We might achieve our goal with them, but with a lot of added complexity so they won't serve our purpose either, given we are pursuing the simplest and self-explanatory design possible.

Approach E: Using an attribute selector

Let's look for a simpler solution. What about letting the selector of our row component be an attribute selector instead of an element selector? (app/beatle-row-component.ts):

[...]
@Component({
selector: '[app-beatle-row]',
template: `
<td>{{beatle.name}}</td>
<td>{{beatle.song}}</td>
`,
[...]

Notice we have also removed the <tr> as the intended usage now is: this component is the content of any table row having the attribute app-beatle-row.

At last, we update our table component to use it the way it's meant to be used now (app/app.component.ts):

[...]
template: `
[...]
<tr app-beatle-row *ngFor="let beatle of beatles" [beatle]="beatle"></tr>
[...]

Let's see what happens:

It works!

…But our joy is capped by two facts:

  • Our markup seems to be forcefully split. We'd ideally want our main component to use the row by its custom tag without having to know it's actually a <tr>. In other words, that fact is an implementation detail and we want our components to expose as little as possible.

    In addition, the child component may need to add some stuff to the row element and, while it can still interfact with its host element through @HostBinding and @HostListener, we feel that would be a workaround rather than a design decision.

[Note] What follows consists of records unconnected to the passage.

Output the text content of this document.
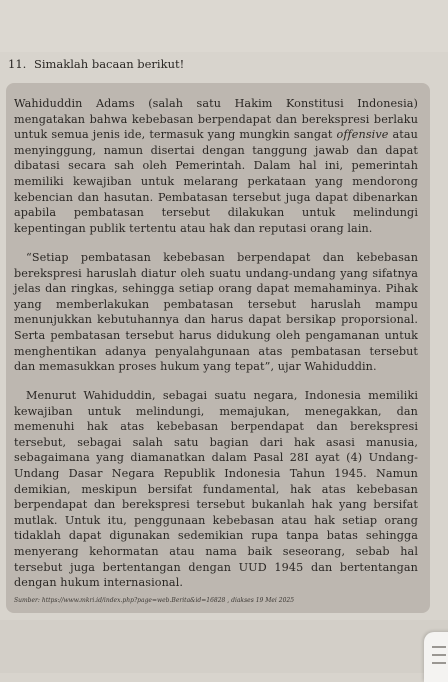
11. Simaklah bacaan berikut!

Wahiduddin Adams (salah satu Hakim Konstitusi Indonesia) mengatakan bahwa kebebasan berpendapat dan berekspresi berlaku untuk semua jenis ide, termasuk yang mungkin sangat offensive atau menyinggung, namun disertai dengan tanggung jawab dan dapat dibatasi secara sah oleh Pemerintah. Dalam hal ini, pemerintah memiliki kewajiban untuk melarang perkataan yang mendorong kebencian dan hasutan. Pembatasan tersebut juga dapat dibenarkan apabila pembatasan tersebut dilakukan untuk melindungi kepentingan publik tertentu atau hak dan reputasi orang lain.

“Setiap pembatasan kebebasan berpendapat dan kebebasan berekspresi haruslah diatur oleh suatu undang-undang yang sifatnya jelas dan ringkas, sehingga setiap orang dapat memahaminya. Pihak yang memberlakukan pembatasan tersebut haruslah mampu menunjukkan kebutuhannya dan harus dapat bersikap proporsional. Serta pembatasan tersebut harus didukung oleh pengamanan untuk menghentikan adanya penyalahgunaan atas pembatasan tersebut dan memasukkan proses hukum yang tepat”, ujar Wahiduddin.

Menurut Wahiduddin, sebagai suatu negara, Indonesia memiliki kewajiban untuk melindungi, memajukan, menegakkan, dan memenuhi hak atas kebebasan berpendapat dan berekspresi tersebut, sebagai salah satu bagian dari hak asasi manusia, sebagaimana yang diamanatkan dalam Pasal 28I ayat (4) Undang-Undang Dasar Negara Republik Indonesia Tahun 1945. Namun demikian, meskipun bersifat fundamental, hak atas kebebasan berpendapat dan berekspresi tersebut bukanlah hak yang bersifat mutlak. Untuk itu, penggunaan kebebasan atau hak setiap orang tidaklah dapat digunakan sedemikian rupa tanpa batas sehingga menyerang kehormatan atau nama baik seseorang, sebab hal tersebut juga bertentangan dengan UUD 1945 dan bertentangan dengan hukum internasional.

Sumber: https://www.mkri.id/index.php?page=web.Berita&id=16828 , diakses 19 Mei 2025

    By the way, I've put links to the docs for both directives, but there is nothing useful written there at the moment.

  • TSLint, with default settings, emit a warning about the attribute selector: The selector of the component "BeatleRowComponent" should be used as element (https://goo.gl/llsqKR) (component-selector)

    If we browse to the provided URL they tell us, more or less, that elements stand out more than attributes in the markup so Components are more naturally and desirably modeled as elements (tags).

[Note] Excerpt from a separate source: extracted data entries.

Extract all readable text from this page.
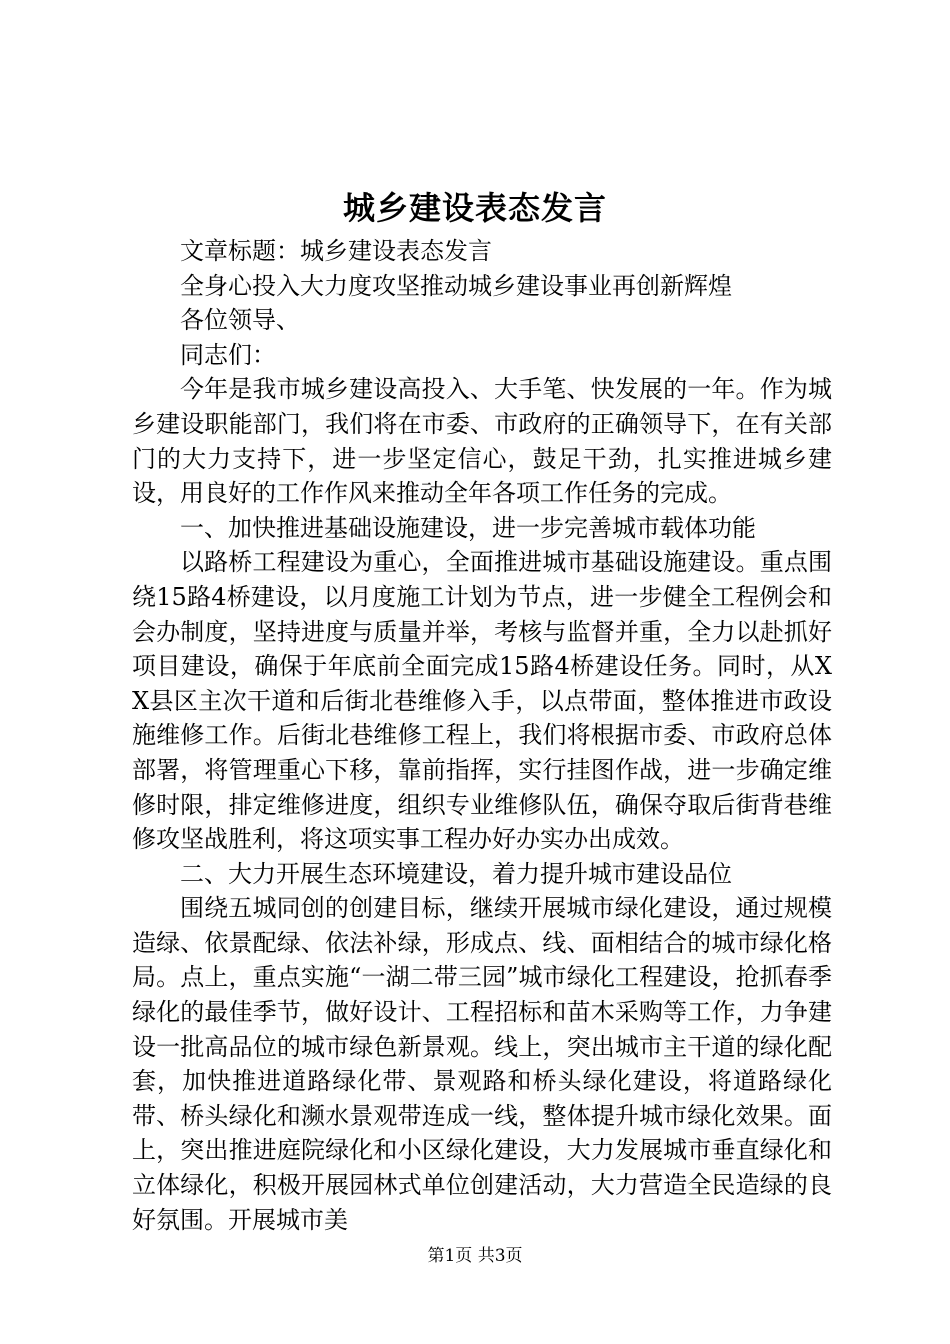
城乡建设表态发言

文章标题：城乡建设表态发言

全身心投入大力度攻坚推动城乡建设事业再创新辉煌

各位领导、

同志们：

今年是我市城乡建设高投入、大手笔、快发展的一年。作为城乡建设职能部门，我们将在市委、市政府的正确领导下，在有关部门的大力支持下，进一步坚定信心，鼓足干劲，扎实推进城乡建设，用良好的工作作风来推动全年各项工作任务的完成。

一、加快推进基础设施建设，进一步完善城市载体功能

以路桥工程建设为重心，全面推进城市基础设施建设。重点围绕15路4桥建设，以月度施工计划为节点，进一步健全工程例会和会办制度，坚持进度与质量并举，考核与监督并重，全力以赴抓好项目建设，确保于年底前全面完成15路4桥建设任务。同时，从XX县区主次干道和后街北巷维修入手，以点带面，整体推进市政设施维修工作。后街北巷维修工程上，我们将根据市委、市政府总体部署，将管理重心下移，靠前指挥，实行挂图作战，进一步确定维修时限，排定维修进度，组织专业维修队伍，确保夺取后街背巷维修攻坚战胜利，将这项实事工程办好办实办出成效。

二、大力开展生态环境建设，着力提升城市建设品位

围绕五城同创的创建目标，继续开展城市绿化建设，通过规模造绿、依景配绿、依法补绿，形成点、线、面相结合的城市绿化格局。点上，重点实施“一湖二带三园”城市绿化工程建设，抢抓春季绿化的最佳季节，做好设计、工程招标和苗木采购等工作，力争建设一批高品位的城市绿色新景观。线上，突出城市主干道的绿化配套，加快推进道路绿化带、景观路和桥头绿化建设，将道路绿化带、桥头绿化和濒水景观带连成一线，整体提升城市绿化效果。面上，突出推进庭院绿化和小区绿化建设，大力发展城市垂直绿化和立体绿化，积极开展园林式单位创建活动，大力营造全民造绿的良好氛围。开展城市美

第1页 共3页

    But is there any way of doing that while also avoiding the 'table-disrupting' tag?

Conclusion

Approach E, using an attribute selector, is the best option. It has certain downsides but fewer than other options. It's the idiomatic way of doing this in Angular.

But this may change in the future as a new <ng-host> element is being considered by the dev team and it may feature the functionality of skipping the element by which the parent element (the host) is including the child one. If you are interested in following that, a good starting point is this discussion on GitHub.

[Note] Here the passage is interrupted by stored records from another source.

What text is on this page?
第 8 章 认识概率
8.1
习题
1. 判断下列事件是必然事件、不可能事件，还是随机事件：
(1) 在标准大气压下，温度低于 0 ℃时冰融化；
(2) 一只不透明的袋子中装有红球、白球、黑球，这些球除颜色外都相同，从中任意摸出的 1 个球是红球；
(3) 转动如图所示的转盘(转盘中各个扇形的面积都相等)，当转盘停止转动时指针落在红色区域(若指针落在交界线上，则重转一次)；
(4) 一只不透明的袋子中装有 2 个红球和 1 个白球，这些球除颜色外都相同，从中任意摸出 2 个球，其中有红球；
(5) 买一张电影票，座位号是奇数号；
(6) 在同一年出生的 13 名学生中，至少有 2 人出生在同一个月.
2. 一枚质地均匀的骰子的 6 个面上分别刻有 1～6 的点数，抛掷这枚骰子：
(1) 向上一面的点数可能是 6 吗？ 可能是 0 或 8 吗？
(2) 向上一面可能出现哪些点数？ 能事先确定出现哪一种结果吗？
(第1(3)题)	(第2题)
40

By the way, the old AngularJS had some mechanism (namely, replace: true) that allowed something similar, but they found it to be unreliable and decided to deprecate it. So currently core Angular has no replacement for it (pun not intended 🙂).

Let's hope <ng-host> or some other mechanism makes its way into this great framework!

If you know of some way I haven't discussed here or any third-party package which does the trick, please share it in the comments!